Now as he stood gazing at his own nonentity in the bathroom he knew he was beaten. They would play bridge all evening with the Shearers and he’d get told off for bidding badly and have to make the coffee and have to take that bloody Beatrice for a pee before going to bed. And he knew what they’d drink. Crème de menthe. Constance Sugg had returned to her roots.
*
In a hedge in South Armagh, Peregrine, now Number 960401, stared through the night-sight of his rifle at the figure moving in the field below. It could be a Garda but he didn’t care. He’d already notched up five IRA men, two poachers and an off-duty RUC constable, not to mention an Army Land-Rover, to such awful effect that even the local Protestants had joined with the IRA in declaring his sixteen square miles a No-Go Area, and the Army avoided the place. Peregrine didn’t care.
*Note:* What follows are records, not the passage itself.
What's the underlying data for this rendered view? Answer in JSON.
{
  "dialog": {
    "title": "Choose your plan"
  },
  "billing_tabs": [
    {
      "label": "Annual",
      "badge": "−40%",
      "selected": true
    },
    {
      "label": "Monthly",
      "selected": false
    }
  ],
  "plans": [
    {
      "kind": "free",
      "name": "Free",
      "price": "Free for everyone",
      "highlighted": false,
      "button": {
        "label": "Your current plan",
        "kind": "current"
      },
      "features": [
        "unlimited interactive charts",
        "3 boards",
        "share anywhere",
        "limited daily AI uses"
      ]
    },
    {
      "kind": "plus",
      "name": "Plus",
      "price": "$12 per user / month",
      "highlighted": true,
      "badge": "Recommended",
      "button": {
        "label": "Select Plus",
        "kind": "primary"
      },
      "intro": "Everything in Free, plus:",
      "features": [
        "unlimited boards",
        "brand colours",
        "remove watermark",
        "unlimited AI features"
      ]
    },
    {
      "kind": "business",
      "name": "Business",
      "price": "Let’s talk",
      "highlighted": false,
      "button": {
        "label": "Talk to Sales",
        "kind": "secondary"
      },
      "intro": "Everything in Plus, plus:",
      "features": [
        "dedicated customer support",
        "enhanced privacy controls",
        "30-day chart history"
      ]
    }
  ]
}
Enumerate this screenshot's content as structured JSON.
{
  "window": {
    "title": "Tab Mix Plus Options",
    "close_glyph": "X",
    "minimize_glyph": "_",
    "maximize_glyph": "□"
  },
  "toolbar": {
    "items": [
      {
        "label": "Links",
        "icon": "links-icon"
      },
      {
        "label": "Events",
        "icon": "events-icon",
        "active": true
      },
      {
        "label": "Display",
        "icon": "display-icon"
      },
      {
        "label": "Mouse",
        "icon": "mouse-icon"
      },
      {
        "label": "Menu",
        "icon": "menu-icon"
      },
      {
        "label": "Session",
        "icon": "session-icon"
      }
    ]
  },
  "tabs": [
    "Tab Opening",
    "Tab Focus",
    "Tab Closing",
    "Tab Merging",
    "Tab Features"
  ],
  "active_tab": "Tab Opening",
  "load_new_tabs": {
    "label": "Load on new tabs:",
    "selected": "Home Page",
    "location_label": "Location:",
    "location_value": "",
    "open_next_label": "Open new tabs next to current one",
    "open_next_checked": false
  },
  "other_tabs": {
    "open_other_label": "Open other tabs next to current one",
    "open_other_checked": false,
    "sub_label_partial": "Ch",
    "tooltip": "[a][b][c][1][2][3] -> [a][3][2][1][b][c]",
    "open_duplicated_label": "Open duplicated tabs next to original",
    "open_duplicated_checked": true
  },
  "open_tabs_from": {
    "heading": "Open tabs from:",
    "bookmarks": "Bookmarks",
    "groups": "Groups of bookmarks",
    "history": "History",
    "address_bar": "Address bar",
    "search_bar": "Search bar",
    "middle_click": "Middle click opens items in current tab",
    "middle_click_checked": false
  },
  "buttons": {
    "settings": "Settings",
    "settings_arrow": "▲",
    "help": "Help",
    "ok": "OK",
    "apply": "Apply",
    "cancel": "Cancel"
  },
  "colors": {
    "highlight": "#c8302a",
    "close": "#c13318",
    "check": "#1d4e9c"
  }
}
He was in his element, doing what he had been trained to do. And every few weeks an unmanned balloon (there’d been an unfortunate incident with a helicopter) would drift over for him to shoot down and collect his ammunition and supplies.
Not that he needed the latter. He’d already bagged a sheep for his supper in the burrow he’d dug halfway down an old well and was rather looking forward to it. The Major had said one should live off the land, and he did. He squeezed the trigger and watched the man drop. Then he obeyed another of the Major’s dicta, that an army marched on its stomach, and crawled the two miles back to his hideout. Presently, in the happy knowledge he was doing exactly what he’d been told, he pulled his rifle through and oiled it, and settled down to leg of lamb.